Another set of headlights shone on the wall. The sun now cast long beautiful shadows over the snow. The stable and farm buildings glowed.
Dragon stood up.
Two doors slammed, although the second one took longer than the first.
A knock on the door soon followed.
“Come in,” Sister beckoned.
Tootie, Val, and Felicity trooped in.
Betty naturally assumed they were still upset over yesterday’s events.
“Sister, can we talk to you?” Val asked, ever the leader.
“You can, and you can talk in front of Shaker and Betty. Whatever you say stays here. We’re full of secrets.” She smiled.
Tootie looked at Shaker, then Betty, then Sister. “We need your advice.”
“We have a problem,” Val jumped in.
“No, we don’t.” Felicity showed a new, rebellious streak.
“Felicity, I can’t believe you’re saying that.” Val was ready for an argument.
“It’s not exactly a problem, it’s”—Tootie struggled—“new information.”
“It’s a goddamned problem,” Val blurted out, forgetting she was in the presence of adults, then quickly realizing it. “Sorry.”
“You owe me one dollar.” Felicity’s jaw set as she held out her hand.

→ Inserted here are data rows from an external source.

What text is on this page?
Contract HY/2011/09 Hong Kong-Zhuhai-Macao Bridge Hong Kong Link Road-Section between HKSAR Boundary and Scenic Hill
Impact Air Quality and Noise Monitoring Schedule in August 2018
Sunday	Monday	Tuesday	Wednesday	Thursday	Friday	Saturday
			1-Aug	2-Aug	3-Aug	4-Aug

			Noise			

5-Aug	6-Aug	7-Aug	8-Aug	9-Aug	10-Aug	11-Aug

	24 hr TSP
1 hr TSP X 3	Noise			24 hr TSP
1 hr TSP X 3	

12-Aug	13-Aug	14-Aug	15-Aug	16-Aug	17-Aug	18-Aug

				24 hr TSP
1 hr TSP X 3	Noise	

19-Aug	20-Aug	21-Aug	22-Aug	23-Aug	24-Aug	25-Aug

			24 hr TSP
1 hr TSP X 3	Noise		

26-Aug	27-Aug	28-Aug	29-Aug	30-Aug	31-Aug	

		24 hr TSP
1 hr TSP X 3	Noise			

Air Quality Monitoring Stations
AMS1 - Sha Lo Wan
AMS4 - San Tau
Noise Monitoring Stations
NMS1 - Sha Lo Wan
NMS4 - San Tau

“I can’t believe you.” Val pulled money out of her pocket, peeled off a dollar, and slapped it in Felicity’s hand, hard.
“Girls, it’s first light. This must be important.” Sister gently pushed them along.
“Felicity has lied to us.” Val seemed stricken.
“I didn’t lie. I didn’t know until I went to the doctor.” Felicity defended herself.
“Sure. You said you were allergic to flour!” Val’s face turned crimson.
“Val, put yourself in her shoes,” Tootie counseled.
“I’d rather not.” Val crossed her arms across her chest, then noticed that Dragon was observing every move.
Felicity finally said, in a calm voice, “I’m pregnant.”
Shaker stood up and offered Felicity his chair. That surprised her, for she hadn’t thought through all the consequences of her condition.
Betty, motherly, put her arm around Felicity’s shoulders.
Sister also stood, put her arm around Tootie, and pulled Val to her for a hug. Then she gave Felicity a big hug. “Everything will be fine.”
Sister burst into tears not because of Felicity’s news, not because of yesterday’s drama, but because deception, truth, death, and life were happening all at the same time. It was exactly as it should be.